Second, and more important, Ms. Hicks’ contention that the Truck is “mobile equipment” because it is primarily used to “service” other Chisholm equipment stops at the conclusory label “service” and ignores that label’s components. The Truck, after all, does not do anything, by itself, to “service” Chisholm equipment. Instead, when used to “service” Chisholm equipment, the Truck carries required persons and cargo to the place where service or repair is required. The label “service,” therefore, simply describes the usual and customary purpose for which persons or cargo or both are transported from Chisholm’s facility to the scene where a vehicle is disabled.

Under all of the circumstances, I find and conclude that the Truck is an “auto” and not “mobile equipment” under the USF&G policy. There is no coverage therefore for the Truck under that Policy.

ORDER

In light of the foregoing, it is hereby ORDERED that judgment enter declaring that plaintiffs commercial general liability insurance Policy No. IMP 300866951 00 provides no coverage to W.D. Chisholm Corporation for the accident involving a Ford F250 truck owned by Chisholm and operated by Richard Morse on or about August 19, 1993 on Interstate 495 in Massachusetts.

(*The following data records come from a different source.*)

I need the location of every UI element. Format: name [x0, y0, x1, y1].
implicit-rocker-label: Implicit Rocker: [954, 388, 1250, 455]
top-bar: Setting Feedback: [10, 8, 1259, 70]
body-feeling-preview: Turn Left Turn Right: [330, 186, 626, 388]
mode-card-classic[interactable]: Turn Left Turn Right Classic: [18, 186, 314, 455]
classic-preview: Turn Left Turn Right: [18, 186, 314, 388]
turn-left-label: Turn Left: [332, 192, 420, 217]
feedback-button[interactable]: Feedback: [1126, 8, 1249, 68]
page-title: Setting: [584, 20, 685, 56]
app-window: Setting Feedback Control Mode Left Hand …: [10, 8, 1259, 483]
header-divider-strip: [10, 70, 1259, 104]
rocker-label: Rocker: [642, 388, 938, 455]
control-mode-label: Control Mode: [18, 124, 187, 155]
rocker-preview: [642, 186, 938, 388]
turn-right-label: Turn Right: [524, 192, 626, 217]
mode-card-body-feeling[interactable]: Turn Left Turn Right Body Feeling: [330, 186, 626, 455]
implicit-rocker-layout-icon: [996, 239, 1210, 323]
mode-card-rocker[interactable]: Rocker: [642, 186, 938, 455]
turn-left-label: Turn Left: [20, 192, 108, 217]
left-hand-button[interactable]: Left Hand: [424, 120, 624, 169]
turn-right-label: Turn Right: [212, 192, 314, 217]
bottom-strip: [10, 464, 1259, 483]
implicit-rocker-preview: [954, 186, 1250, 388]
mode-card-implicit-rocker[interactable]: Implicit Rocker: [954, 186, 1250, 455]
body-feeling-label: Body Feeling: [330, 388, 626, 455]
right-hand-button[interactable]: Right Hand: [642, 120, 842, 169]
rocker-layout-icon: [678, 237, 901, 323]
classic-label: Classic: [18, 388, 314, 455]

See, e.g., the brief discussion in Reilly v. Local 589, Amalgamated Transit Union, 22 Mass.App.Ct. 558, 567-68 (1986). The agreement in this case was the equivalent of a “case stated.”

The parties disagree as to who has the ultimate burden of proving that the truck is "mobile equipment.” USF&G asserts that the party seeking coverage bears the initial burden of proving that a loss is within an insurance policy’s description of covered risks. Camp Dresser & McKee, Inc. v. The Home Insurance Co., 30 Mass.App.Ct. 318, 321 (1991). Once that burden is met, the insurer generally must prove the applicability of any exclusion. Id. While Massachusetts appellate courts have not considered the next step, i.e., the identity of the party bearing the burden of proving an exception to the exclusion, the majority rule places that burden on the person seeking coverage, Interex Corp. v. Atlantic Mutual Insurance Co., 874 F.Supp. 1406, 1416-17 (D. Mass. 1995); Fidelity & Casualty Co. of New York v. Reserve Insurance Co., 596 F.2d 914, 920 (9th Cir. 1979). While there is much logic to that allocation of burdens, I assume for purposes of this discussion that USF&G bears the burden of proving that the Truck is an “auto” and not “mobile equipment.”